Featherstone and Lo, who met on the shoot of the video for 2009 SMD track Synthesise, spent around six months creating the custom system and began work on the visuals before Ford and Shaw had written the music for the album.
“Once James and Jas had told us about their plans [for Whorl], we knew immediately that we wanted to somehow reflect their process in ours,” he says.
“It became obvious quite quickly that we were going to try and include some analogue hardware in our set up, as it made sense both aesthetically and conceptually, but it was also important for us to retain some kind of control over the imagery. “We weren’t really interested in creating purely abstract, generative forms, or playing with glitch-y static. What we wanted was a way to process pre-made content that was tangible and immediate, but also unpredictable, so we settled on the idea to build our own system using an oscilloscope and custom software,”says Featherstone.
The system takes two people to operate and uses footage which is placed into video mixing software VDMX, then turned into sound using custom code developed by Artists & Engineers and fed into an oscilloscope via a sound card.
The process enables Lo and Featherstone to manipulate and distort imagery being fed into the scope live using midi controllers (see image, left), and create reactive visuals in response to live audio feeds during performances. A camera is then placed in front of the oscilloscope and a live stream sent to a second laptop, where it is colourised and sent to a projector.
“We had to buy several scopes before we found the right one – it’s amazing how different each one spat out imagery, each with its own character,” adds Featherstone.
When researching existing analogue equipment, Lo and Featherstone were particularly inspired by the Rutt/Etra video synthesiser; an analogue device which allowed users to play with the height, width, intensity and scale of images and manipulate them using a horizontal centering effect.
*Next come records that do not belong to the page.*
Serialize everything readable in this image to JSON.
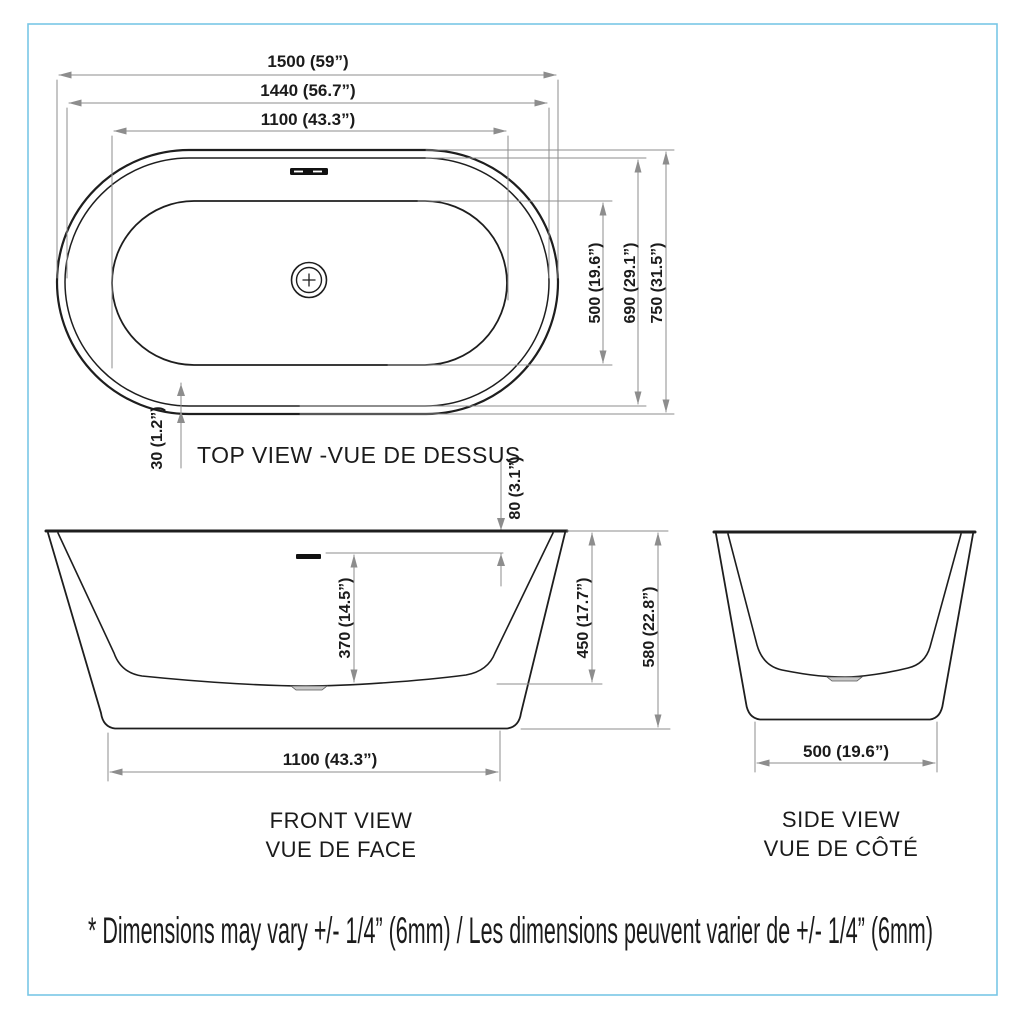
{
  "drawing": {
    "border_color": "#79c7e6",
    "line_color": "#1e1e1e",
    "dim_color": "#8d8d8d"
  },
  "top_view": {
    "title": "TOP VIEW -VUE DE DESSUS",
    "dims": {
      "overall_length": "1500 (59”)",
      "rim_length": "1440 (56.7”)",
      "basin_length": "1100 (43.3”)",
      "basin_width": "500 (19.6”)",
      "rim_width": "690 (29.1”)",
      "overall_width": "750 (31.5”)",
      "lip_width": "30 (1.2”)"
    }
  },
  "front_view": {
    "title_en": "FRONT VIEW",
    "title_fr": "VUE DE FACE",
    "dims": {
      "water_depth": "370 (14.5”)",
      "overflow_drop": "80 (3.1”)",
      "interior_depth": "450 (17.7”)",
      "overall_height": "580 (22.8”)",
      "base_length": "1100 (43.3”)"
    }
  },
  "side_view": {
    "title_en": "SIDE VIEW",
    "title_fr": "VUE DE CÔTÉ",
    "dims": {
      "base_width": "500 (19.6”)"
    }
  },
  "footnote": "* Dimensions may vary +/- 1/4” (6mm) / Les dimensions peuvent varier de +/- 1/4” (6mm)"
}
“The system we made was developed to try and replicate the Rutt/Etra – the original synth produced the most stunning imagery, and our goal was to get as close as possible to this using our own techniques.
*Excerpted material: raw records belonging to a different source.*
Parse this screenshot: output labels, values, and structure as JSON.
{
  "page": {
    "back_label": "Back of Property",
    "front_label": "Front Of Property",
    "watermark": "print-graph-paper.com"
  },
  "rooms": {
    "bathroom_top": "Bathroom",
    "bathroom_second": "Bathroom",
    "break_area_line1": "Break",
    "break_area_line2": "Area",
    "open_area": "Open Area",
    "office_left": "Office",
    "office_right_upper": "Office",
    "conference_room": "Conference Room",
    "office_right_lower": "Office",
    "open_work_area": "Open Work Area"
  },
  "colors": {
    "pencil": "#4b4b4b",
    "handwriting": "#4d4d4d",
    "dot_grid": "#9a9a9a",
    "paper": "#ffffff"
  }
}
“This also led us to our own discoveries, which we embraced and followed, knowing that by doing so, we were beginning to create our own version of it and the basis for the album’s campaign visual vocabulary. We ended up making a vector scanning version, which allowed us to manipulate footage in 3D,” says Featherstone.
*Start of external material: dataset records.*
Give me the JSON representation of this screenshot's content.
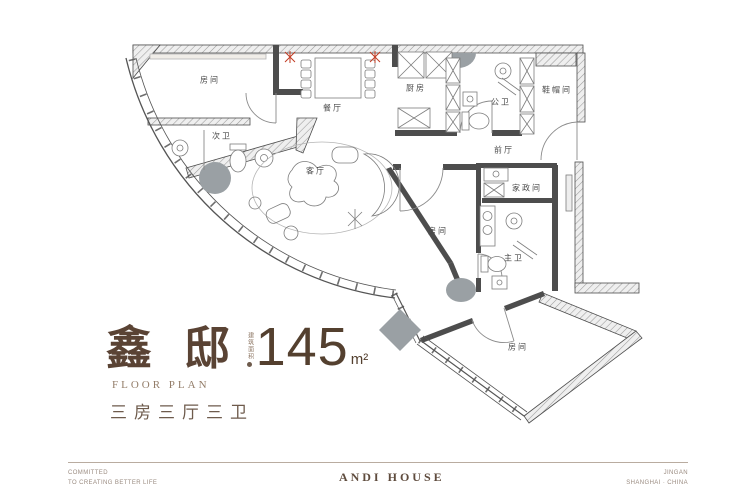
{
  "plan": {
    "rooms": [
      {
        "id": "bedroom-top-left",
        "label": "房间"
      },
      {
        "id": "second-bath",
        "label": "次卫"
      },
      {
        "id": "dining",
        "label": "餐厅"
      },
      {
        "id": "living",
        "label": "客厅"
      },
      {
        "id": "kitchen",
        "label": "厨房"
      },
      {
        "id": "public-bath",
        "label": "公卫"
      },
      {
        "id": "cloakroom",
        "label": "鞋帽间"
      },
      {
        "id": "front-hall",
        "label": "前厅"
      },
      {
        "id": "housekeeping",
        "label": "家政间"
      },
      {
        "id": "bedroom-middle",
        "label": "房间"
      },
      {
        "id": "master-bath",
        "label": "主卫"
      },
      {
        "id": "bedroom-bottom",
        "label": "房间"
      }
    ]
  },
  "title": {
    "name": "鑫邸",
    "floor_plan_label": "FLOOR PLAN",
    "layout_label": "三房三厅三卫",
    "area_prefix": "建筑面积",
    "area_value": "145",
    "area_unit": "m²"
  },
  "footer": {
    "left_line1": "COMMITTED",
    "left_line2": "TO CREATING BETTER LIFE",
    "center": "ANDI HOUSE",
    "right_line1": "JINGAN",
    "right_line2": "SHANGHAI · CHINA"
  },
  "colors": {
    "accent_brown": "#5a4334",
    "line_gray": "#4d4d4d",
    "column_gray": "#9aa0a4",
    "marker_red": "#c23b22"
  }
}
Creating visuals for an album before it’s recorded is an unusual process, but Featherstone says it helped create a stronger link between the imagery and SMD’s music.
“We had lots of time to think about and develop our visuals … we would send SMD things that we were working on, and they would do the same. It was an ideal situation really, knowing that the visual side of the campaign would be so closely entwined with the music side,” he says.
“The whole project was a challenge and continues to be on tour – the system just gets packed into a large flight case and things often go wrong, so every time we boot it up, we’re crossing our fingers hoping that it all works, but I think that’s part of the fun, and I’d like to think it gives the performance a real energy,” he adds.
Since meeting Ford and Shaw through designer Kate Moross, Featherstone – a Chelsea College of Art graduate who has also worked on album art and videos for musicians James Holden, Sad City and Luke Abbott – has worked on several projects for Simian Mobile Disco, from a bizarre animated promo full of pulsating and exploding inflatable characters for track Hachinoko to an abstract geometric world of RGB graphics for 2012 track, Cerulean. “I have lost count of the number of videos I’ve been involved with – it’s certainly a hefty body of work,” he says.
“Looking back over it all, it is possible to pick out recurring themes and motifs: space, travelling/ tripping, retro gaming, club culture, geometry and all things analogue, however on the most part, these recurring themes have been unintentional,” says Featherstone.
“SMD are incredibly open to new ideas and like to push things, so whenever possible I try to dream up something fresh for them – although sometimes the constraints of time and budget do mean you have to stay within your comfort zone.”